Doug Baston, who joined us at the 2015 and 2019 ICMGs shared a 2019 article with me.

Batson Relishes Backyard Relic Boundary

CROSS JUNCTION, VA

November 12, 1989: the Berlin Wall was cracking open. One million euphoric East Berliners crossed over the “Wall of Shame” to jubilant crowds of West Berliners. The 866-mile Inner German border, where retired Sergeant First Class Douglas Batson’s U.S. Army cavalry unit had patrolled, was also soon dismantled. Four decades of Cold War tensions now belonged to the past.

On that same riotous November day in 1989, Batson, a Lake Holiday resident, quietly celebrated his 30th birthday in Nuremberg, Germany. Thirty years after die Wende or turning point, Batson has recreated that Inner German border with precision accuracy. The idea came from his 2017 visit to the Deutsch-Deutsches Museum in Mödlareuth, where a section of the infamous Iron Curtain has been preserved.

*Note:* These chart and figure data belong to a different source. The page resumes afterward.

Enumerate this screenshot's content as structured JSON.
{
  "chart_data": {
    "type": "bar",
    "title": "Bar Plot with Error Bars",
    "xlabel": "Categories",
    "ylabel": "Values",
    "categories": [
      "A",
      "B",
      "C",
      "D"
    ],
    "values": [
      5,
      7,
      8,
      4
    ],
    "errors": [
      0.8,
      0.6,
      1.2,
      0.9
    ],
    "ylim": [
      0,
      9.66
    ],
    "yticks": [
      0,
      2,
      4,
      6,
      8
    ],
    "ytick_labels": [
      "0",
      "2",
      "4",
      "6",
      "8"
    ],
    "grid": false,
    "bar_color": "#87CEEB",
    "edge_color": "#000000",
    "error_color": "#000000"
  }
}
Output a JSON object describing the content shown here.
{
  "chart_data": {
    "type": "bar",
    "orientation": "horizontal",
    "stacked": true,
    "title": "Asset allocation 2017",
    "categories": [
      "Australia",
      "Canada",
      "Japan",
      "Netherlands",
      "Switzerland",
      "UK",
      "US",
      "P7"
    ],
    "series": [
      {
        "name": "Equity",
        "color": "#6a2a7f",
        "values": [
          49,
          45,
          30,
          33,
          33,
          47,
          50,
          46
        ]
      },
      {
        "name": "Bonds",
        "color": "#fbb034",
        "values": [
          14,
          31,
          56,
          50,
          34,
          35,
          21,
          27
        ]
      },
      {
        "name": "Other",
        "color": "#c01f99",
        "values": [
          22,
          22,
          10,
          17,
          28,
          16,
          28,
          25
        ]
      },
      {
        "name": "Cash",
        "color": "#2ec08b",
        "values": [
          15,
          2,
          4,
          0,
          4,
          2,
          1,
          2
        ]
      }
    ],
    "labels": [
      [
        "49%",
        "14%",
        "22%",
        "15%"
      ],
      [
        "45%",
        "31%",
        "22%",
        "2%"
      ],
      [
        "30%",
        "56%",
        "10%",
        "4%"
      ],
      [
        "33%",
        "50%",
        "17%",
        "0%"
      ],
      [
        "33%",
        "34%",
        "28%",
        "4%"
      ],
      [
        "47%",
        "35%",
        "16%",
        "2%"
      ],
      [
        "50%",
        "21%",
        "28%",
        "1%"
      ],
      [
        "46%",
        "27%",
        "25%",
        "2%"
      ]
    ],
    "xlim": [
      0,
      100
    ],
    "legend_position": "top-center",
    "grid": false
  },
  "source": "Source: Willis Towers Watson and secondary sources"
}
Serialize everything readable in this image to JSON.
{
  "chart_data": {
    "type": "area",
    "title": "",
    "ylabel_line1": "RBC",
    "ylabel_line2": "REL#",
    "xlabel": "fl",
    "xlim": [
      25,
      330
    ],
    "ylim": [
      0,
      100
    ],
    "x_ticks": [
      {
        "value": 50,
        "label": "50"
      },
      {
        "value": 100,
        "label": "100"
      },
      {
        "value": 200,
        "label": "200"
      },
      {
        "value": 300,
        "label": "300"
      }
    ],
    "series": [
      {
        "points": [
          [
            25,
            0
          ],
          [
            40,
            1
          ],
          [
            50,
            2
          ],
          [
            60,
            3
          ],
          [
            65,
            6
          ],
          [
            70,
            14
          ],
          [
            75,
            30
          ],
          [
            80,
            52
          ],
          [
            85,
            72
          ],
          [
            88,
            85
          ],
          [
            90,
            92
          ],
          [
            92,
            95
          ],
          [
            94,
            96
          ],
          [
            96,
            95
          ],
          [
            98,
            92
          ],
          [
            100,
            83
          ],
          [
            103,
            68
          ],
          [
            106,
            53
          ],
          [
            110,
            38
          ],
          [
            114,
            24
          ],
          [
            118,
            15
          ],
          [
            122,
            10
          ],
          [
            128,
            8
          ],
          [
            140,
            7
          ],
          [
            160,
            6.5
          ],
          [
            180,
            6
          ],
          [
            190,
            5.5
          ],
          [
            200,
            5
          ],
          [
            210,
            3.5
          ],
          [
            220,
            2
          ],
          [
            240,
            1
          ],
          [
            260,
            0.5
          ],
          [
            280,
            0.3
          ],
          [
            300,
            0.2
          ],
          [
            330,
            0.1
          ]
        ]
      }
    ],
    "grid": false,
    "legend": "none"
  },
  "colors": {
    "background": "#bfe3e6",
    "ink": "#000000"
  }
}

The border by Asbach, Thuringen in West Germany, 1985. Photo from Die Grenze, p. 62.

The two meter tall border posts were custom cut from poplar wood at McFarland’s Mill in Winchester, Virginia, to the same dimensions as those that had sealed-off 16 million East Germans from their countrymen for two generations. Coating the posts with paint and shellac resulted in a first-rate reproduction boundary, a relic of that bygone geopolitical era.

Batson served for a dozen years in the former West Germany, and later became a political geographer with the U.S Department of Defense.